Conselheiros Gestores da Região Metropolitana de Belém passam por capacitação

Com o objetivo de valorizar a diversidade cultural e ambiental e apoiar o processo de transformação social na Amazônia, o Instituto de Desenvolvimento Florestal e da Biodiversidade do Estado do Pará (Ideflor-bio), realizou, nesta quarta-feira, 08, a 3ª capacitação de Conselheiros Gestores da Região Metropolitana de Belém, no auditório do Batalhão da Polícia Ambiental (BPA).

A atividade foi voltada para os Conselheiros Gestores da Área de Proteção Ambiental (APA) da Região Metropolitana de Belém, da APA da Ilha do Combu, Refúgio de Vida Silvestre (Revis) Metrópole da Amazônia e Parque Estadual do Utinga.

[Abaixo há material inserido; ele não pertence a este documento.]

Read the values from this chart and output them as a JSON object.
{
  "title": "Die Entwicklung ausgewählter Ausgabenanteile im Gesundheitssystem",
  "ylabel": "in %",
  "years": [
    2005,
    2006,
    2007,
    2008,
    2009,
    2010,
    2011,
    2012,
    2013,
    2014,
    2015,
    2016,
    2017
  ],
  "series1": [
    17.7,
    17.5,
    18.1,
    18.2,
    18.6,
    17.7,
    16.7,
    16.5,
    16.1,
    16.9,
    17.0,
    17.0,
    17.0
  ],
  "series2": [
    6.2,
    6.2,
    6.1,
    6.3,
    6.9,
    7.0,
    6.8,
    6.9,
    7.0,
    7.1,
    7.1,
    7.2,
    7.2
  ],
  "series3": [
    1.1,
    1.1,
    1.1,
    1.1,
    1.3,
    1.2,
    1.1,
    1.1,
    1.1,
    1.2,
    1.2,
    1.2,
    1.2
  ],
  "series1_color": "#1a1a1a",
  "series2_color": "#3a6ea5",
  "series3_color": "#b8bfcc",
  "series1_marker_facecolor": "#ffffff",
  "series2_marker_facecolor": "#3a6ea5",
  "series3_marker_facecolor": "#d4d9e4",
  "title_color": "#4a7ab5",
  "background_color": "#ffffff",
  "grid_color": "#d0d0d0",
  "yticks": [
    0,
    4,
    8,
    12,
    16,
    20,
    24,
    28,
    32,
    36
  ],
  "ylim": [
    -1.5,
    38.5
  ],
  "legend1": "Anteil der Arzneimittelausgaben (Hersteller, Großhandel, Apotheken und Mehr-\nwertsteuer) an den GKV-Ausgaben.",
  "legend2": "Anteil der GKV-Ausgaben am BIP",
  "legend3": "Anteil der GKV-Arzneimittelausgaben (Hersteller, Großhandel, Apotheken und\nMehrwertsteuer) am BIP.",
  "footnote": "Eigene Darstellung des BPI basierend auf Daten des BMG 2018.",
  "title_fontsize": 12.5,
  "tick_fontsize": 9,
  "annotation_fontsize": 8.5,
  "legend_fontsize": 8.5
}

Com o tema “O protagonismo da sociedade civil frente aos desafios da gestão ambiental na Região Metropolitana de Belém”, a capacitação teve como participante a professora da Universidade Federal Rural da Amazônia (Ufra), Ruth Almeida, que discutiu sobre o papel do Conselho Gestor nas Unidades de Conservação (UC). O evento também contou com a participação de Eder José Azevedo Ramos, do Instituto Amigos da Floresta Amazônica (ASFLORA), que falou sobre a atuação específica, educação ambiental, implantação de sistemas agroflorestais (Safs), recuperação de áreas degradadas e produção de mudas; e de Manoel Potiguar, do Instituto Peabiru, que falou sobre o seu trabalho, que é uma Organização da Sociedade Civil de Interesse Público (OSCIP).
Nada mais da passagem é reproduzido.